In Hermitage, Dodson Chapel Methodist is in tatters, much of the structure now a void. The current building was built in 1906, though the legacy of the congregation goes back much further; indeed, Andrew Jackson cast his last ballot at one of Dodson’s predecessor churches when he voted for fellow Tennessean James K. Polk. The tornado moved with such strength and such precision that the bricks were torn from the building, exposing the original exterior walls below. Three church buses lay among the wreckage.

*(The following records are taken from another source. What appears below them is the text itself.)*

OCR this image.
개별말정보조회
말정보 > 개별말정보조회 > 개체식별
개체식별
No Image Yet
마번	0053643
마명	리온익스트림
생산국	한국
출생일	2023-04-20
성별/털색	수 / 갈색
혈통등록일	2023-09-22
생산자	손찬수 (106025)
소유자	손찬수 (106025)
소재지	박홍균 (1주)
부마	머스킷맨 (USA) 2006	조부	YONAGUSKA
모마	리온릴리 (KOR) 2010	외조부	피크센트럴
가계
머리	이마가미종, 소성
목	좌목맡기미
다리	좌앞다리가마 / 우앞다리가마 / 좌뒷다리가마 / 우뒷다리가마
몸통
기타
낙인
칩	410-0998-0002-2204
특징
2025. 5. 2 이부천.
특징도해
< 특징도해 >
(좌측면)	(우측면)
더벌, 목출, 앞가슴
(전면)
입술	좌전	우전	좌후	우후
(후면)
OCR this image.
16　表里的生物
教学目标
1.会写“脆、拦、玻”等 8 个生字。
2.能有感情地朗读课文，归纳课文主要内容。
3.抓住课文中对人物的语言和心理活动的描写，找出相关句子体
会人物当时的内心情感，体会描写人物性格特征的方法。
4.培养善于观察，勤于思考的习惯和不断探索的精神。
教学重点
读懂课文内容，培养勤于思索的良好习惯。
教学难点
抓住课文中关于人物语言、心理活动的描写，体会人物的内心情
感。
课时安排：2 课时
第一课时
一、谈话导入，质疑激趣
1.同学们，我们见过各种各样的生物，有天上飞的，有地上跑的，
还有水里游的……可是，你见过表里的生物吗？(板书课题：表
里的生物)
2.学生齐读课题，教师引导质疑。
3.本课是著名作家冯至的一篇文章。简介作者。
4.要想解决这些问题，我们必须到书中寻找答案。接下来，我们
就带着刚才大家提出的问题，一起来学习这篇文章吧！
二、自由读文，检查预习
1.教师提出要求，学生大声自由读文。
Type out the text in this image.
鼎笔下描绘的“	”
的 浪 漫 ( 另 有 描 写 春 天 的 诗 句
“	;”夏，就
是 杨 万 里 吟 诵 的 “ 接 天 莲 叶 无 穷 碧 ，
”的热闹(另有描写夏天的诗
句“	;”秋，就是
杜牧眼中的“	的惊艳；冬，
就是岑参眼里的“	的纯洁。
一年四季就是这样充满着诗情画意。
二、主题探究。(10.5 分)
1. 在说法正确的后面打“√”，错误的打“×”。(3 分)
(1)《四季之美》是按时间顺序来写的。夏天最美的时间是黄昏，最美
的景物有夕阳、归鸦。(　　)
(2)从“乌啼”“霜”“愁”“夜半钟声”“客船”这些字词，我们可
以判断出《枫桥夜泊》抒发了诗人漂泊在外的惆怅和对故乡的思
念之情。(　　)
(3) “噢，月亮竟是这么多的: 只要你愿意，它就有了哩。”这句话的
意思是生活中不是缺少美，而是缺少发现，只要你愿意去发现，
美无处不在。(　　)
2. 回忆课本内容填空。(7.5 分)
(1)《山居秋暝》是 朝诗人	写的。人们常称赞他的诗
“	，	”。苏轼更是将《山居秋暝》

The Metro Historical Commission and its sister Historical Zoning Commission provide technical assistance for repairs and restoration of historical properties damaged in natural disasters. For nonprofits, churches and private citizens, free consultations are available. Owners of income-producing buildings are eligible for a 20 percent federal tax credit if substantial rehabilitation is required.
Those prosaic and practical pieces of assistance go a long way, but some properties may never be fully rehabilitated, and the loss to our cultural inheritance won’t be easily mended.